Mon arrêt au parc national du Bic hier m’a beaucoup fait réfléchir. De plus en plus, je me rends compte que l’éducation environnementale, et particulièrement la connexion à la nature, fait partie des ingrédients d’une véritable mobilisation collective.

Pour la troisième étape de ce voyage, je me suis arrêté à Rimouski. C’est dans cette petite ville située sur le bord du fleuve que j’ai passé une grande partie de mon adolescence. L’an dernier, un fait divers dans le journal local avait piqué ma curiosité.

En février 2023, la Ville a adopté un règlement interdisant l’arrosage des entrées avec de l’eau potable. Cette réglementation, l’une des plus sévères au Québec, a déclenché une petite avalanche de réactions sur les réseaux sociaux et même une pétition. Plusieurs citoyens et citoyennes sont montés aux barricades ; pour ces gens, le règlement allait trop loin.

L’arrosage des entrées fait presque partie du folklore québécois. Dans ma jeunesse, les voisines et voisins « nettoyaient » leur asphalte au printemps (il y en avait aussi qui arrosaient leur banc de neige pour le faire fondre plus vite, mais ça, c’est une autre histoire). Comme bien d’autres choses qu’on ne remettait pas en question à l’époque, c’était une pratique courante et assez banale. J’ai même retrouvé une chronique de Patrick Lagacé de 2009 intitulée « Le droit inaliénable d’arroser son asphalte ». Autre temps, autres mœurs, comme on dit.

Pour mieux comprendre le processus qui a mené à la décision de la Ville, ainsi que l’étonnante levée de boucliers qui en a découlé, j’ai rencontré le conseiller municipal responsable du dossier et une sociologue de l’environnement.

©Shutterstock/The Toidi

Aux grands maux, les grands remèdes

Jocelyn Pelletier est une figure bien connue à Rimouski. Conseiller municipal depuis 2017, il est impliqué dans la vie communautaire et artistique depuis près de 20 ans. Je le retrouve au Cégep de Rimouski, où il chapeaute le club entrepreneurial étudiant.

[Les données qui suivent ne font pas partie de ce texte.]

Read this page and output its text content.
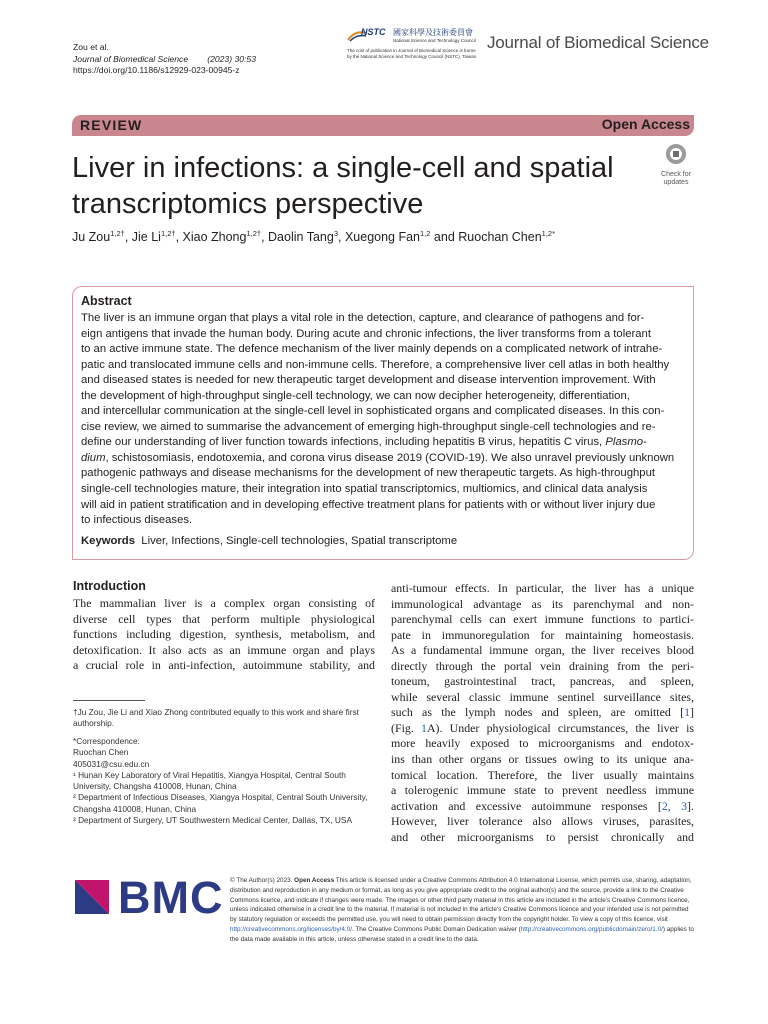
Zou et al.
Journal of Biomedical Science (2023) 30:53
https://doi.org/10.1186/s12929-023-00945-z
NSTC 國家科學及技術委員會
National Science and Technology Council
The cost of publication in Journal of Biomedical Science is borne
by the National Science and Technology Council (NSTC), Taiwan.
Journal of Biomedical Science
REVIEW	Open Access
Liver in infections: a single-cell and spatial transcriptomics perspective
Check for updates
Ju Zou$^{1,2\dagger}$, Jie $Li^{1,2\dagger}$, Xiao Zhong$^{1,2\dagger}$, Daolin Tang$^3$, Xuegong Fan$^{1,2}$ and Ruochan Chen$^{1,2*}$
Abstract
The liver is an immune organ that plays a vital role in the detection, capture, and clearance of pathogens and for-
eign antigens that invade the human body. During acute and chronic infections, the liver transforms from a tolerant
to an active immune state. The defence mechanism of the liver mainly depends on a complicated network of intrahe-
patic and translocated immune cells and non-immune cells. Therefore, a comprehensive liver cell atlas in both healthy
and diseased states is needed for new therapeutic target development and disease intervention improvement. With
the development of high-throughput single-cell technology, we can now decipher heterogeneity, differentiation,
and intercellular communication at the single-cell level in sophisticated organs and complicated diseases. In this con-
cise review, we aimed to summarise the advancement of emerging high-throughput single-cell technologies and re-
define our understanding of liver function towards infections, including hepatitis B virus, hepatitis C virus, Plasmo-
dium, schistosomiasis, endotoxemia, and corona virus disease 2019 (COVID-19). We also unravel previously unknown
pathogenic pathways and disease mechanisms for the development of new therapeutic targets. As high-throughput
single-cell technologies mature, their integration into spatial transcriptomics, multiomics, and clinical data analysis
will aid in patient stratification and in developing effective treatment plans for patients with or without liver injury due
to infectious diseases.
Keywords Liver, Infections, Single-cell technologies, Spatial transcriptome
Introduction
The mammalian liver is a complex organ consisting of
diverse cell types that perform multiple physiological
functions including digestion, synthesis, metabolism, and
detoxification. It also acts as an immune organ and plays
a crucial role in anti-infection, autoimmune stability, and
anti-tumour effects. In particular, the liver has a unique
immunological advantage as its parenchymal and non-
parenchymal cells can exert immune functions to partici-
pate in immunoregulation for maintaining homeostasis.
As a fundamental immune organ, the liver receives blood
directly through the portal vein draining from the peri-
toneum, gastrointestinal tract, pancreas, and spleen,
while several classic immune sentinel surveillance sites,
such as the lymph nodes and spleen, are omitted [1]
(Fig. 1A). Under physiological circumstances, the liver is
more heavily exposed to microorganisms and endotox-
ins than other organs or tissues owing to its unique ana-
tomical location. Therefore, the liver usually maintains
a tolerogenic immune state to prevent needless immune
activation and excessive autoimmune responses [2, 3].
However, liver tolerance also allows viruses, parasites,
and other microorganisms to persist chronically and
†Ju Zou, Jie Li and Xiao Zhong contributed equally to this work and share first authorship.
*Correspondence:
Ruochan Chen
405031@csu.edu.cn
¹ Hunan Key Laboratory of Viral Hepatitis, Xiangya Hospital, Central South University, Changsha 410008, Hunan, China
² Department of Infectious Diseases, Xiangya Hospital, Central South University, Changsha 410008, Hunan, China
³ Department of Surgery, UT Southwestern Medical Center, Dallas, TX, USA
BMC © The Author(s) 2023. Open Access This article is licensed under a Creative Commons Attribution 4.0 International License, which permits use, sharing, adaptation, distribution and reproduction in any medium or format, as long as you give appropriate credit to the original author(s) and the source, provide a link to the Creative Commons licence, and indicate if changes were made. The images or other third party material in this article are included in the article's Creative Commons licence, unless indicated otherwise in a credit line to the material. If material is not included in the article's Creative Commons licence and your intended use is not permitted by statutory regulation or exceeds the permitted use, you will need to obtain permission directly from the copyright holder. To view a copy of this licence, visit http://creativecommons.org/licenses/by/4.0/. The Creative Commons Public Domain Dedication waiver (http://creativecommons.org/publicdomain/zero/1.0/) applies to the data made available in this article, unless otherwise stated in a credit line to the data.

Lorsque je lui demande de se remémorer la tempête qui a suivi l’annonce du règlement, il me regarde avec un sourire qui en dit long.

« L’intensité de la réaction m’a surpris, lance-t-il d’emblée. Certaines personnes sont même allées chercher des photos de mon entrée sur Google Maps : il semble qu’on peut voir des pissenlits pousser à travers mon asphalte (rires). Je n’aurais jamais cru qu’une décision comme ça allait soulever autant les passions. »

Ce sont les années de sécheresse qu’a connues la région dans la dernière décennie qui ont forcé Jocelyn et ses collègues de la Ville à agir une fois pour toutes afin de contrer le gaspillage d’eau potable. L’arrosage est maintenant interdit toute l’année, et le règlement prévoit des amendes de 175 $ pour les particuliers et de 350 $ pour les compagnies.

« En 2020 et 2021, nos réservoirs étaient à leur plus bas niveau, nous étions proches d’un problème majeur d’alimentation d’eau, se souvient-il. On voyait encore les gens arroser leur asphalte et leur pelouse la nuit. Pour nous c’était inacceptable! Il fallait faire quelque chose. »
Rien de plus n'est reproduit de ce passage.